Coulthard begon vanaf de elfde positie, en verloor dus alleen maar. De reden? ,,De auto onderstuurde enorm”, legt hij uit. ,,Veel meer dan in de kwalificatie en de trainingen. En dat verraste me. Ik denk dat er aan de onderkant iets beschadigd is toen ik in Stowe te ver over de kerbstones ging in het gevecht met Jacques Villeneuve.” Hij vervolgt: ,,Om het onderstuur te reduceren hebben we aan de voorkant twee procent meer vleugel gezet. En dat is veel. Maar het werd daardoor wel wat beter.”

Toch had er ook zonder die enorme hoeveelheid onderstuur niet veel meer ingezeten, meent Coulthard. ,,Qua betrouwbaarheid gaat het goed, maar op aërodynamisch vlak, een heel belangrijk aspect op deze baan, staan we niet waar we moeten staan. Daar moeten we aan werken. En dat doet het team ook. Daarom zie ik ook uit naar de test van komende week.”
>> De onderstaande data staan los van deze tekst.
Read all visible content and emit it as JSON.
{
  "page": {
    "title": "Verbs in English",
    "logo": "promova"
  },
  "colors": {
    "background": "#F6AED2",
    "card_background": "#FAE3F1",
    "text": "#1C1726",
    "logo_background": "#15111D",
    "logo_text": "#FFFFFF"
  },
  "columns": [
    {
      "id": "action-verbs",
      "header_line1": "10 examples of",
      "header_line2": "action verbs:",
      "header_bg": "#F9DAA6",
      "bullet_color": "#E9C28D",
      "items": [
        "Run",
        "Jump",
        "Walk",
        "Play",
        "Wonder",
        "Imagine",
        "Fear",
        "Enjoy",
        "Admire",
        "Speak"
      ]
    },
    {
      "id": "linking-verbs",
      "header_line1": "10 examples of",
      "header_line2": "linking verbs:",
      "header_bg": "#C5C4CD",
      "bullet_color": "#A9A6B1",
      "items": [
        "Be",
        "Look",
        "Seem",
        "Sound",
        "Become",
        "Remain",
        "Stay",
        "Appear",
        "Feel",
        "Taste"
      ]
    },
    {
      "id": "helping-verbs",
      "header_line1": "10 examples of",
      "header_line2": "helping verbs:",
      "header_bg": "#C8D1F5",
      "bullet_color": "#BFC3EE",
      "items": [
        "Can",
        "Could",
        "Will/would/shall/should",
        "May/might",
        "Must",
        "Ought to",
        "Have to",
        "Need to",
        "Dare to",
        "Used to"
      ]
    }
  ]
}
Teamgenoot Christian Klien verging het al niet veel beter. Ook hij had problemen. En bleef ver uit de buurt van de punten. ,,Het was een ramp”, vindt hij dan ook. ,,Ik moest de race aanvangen met gebruikte banden, waardoor ik twee plaatsen verloor bij de start. Het was lastig om ze op temperatuur te krijgen. En ik had last van heel veel onderstuur. Dat leverde problemen op in de snelle bochten, wat weer als gevolg had dat ik tijd verloor in de eerste sector.”
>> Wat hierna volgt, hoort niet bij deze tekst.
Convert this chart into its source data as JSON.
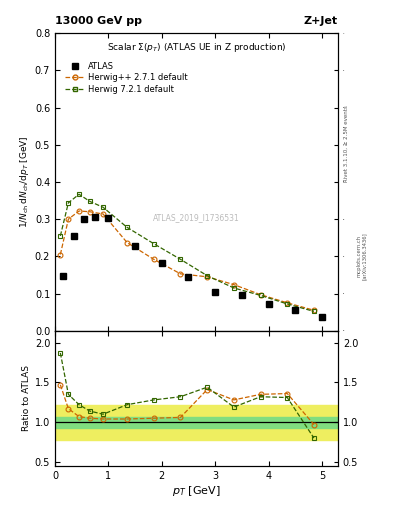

,,De tweede stint ging het beter, met meer voorvleugel. De snelheid was op dat moment zelfs erg goed. Ik maakte tijd goed op David, maar helaas niet genoeg om Tonio (Liuzzi, die dertiende werd, red.) te passeren. In de laatste stint raakten mijn banden zwaar beschadigd, waardoor de rondetijden die de auto in de laatste tien ronden kon rijden veel hoger lagen dan die van de topacht.”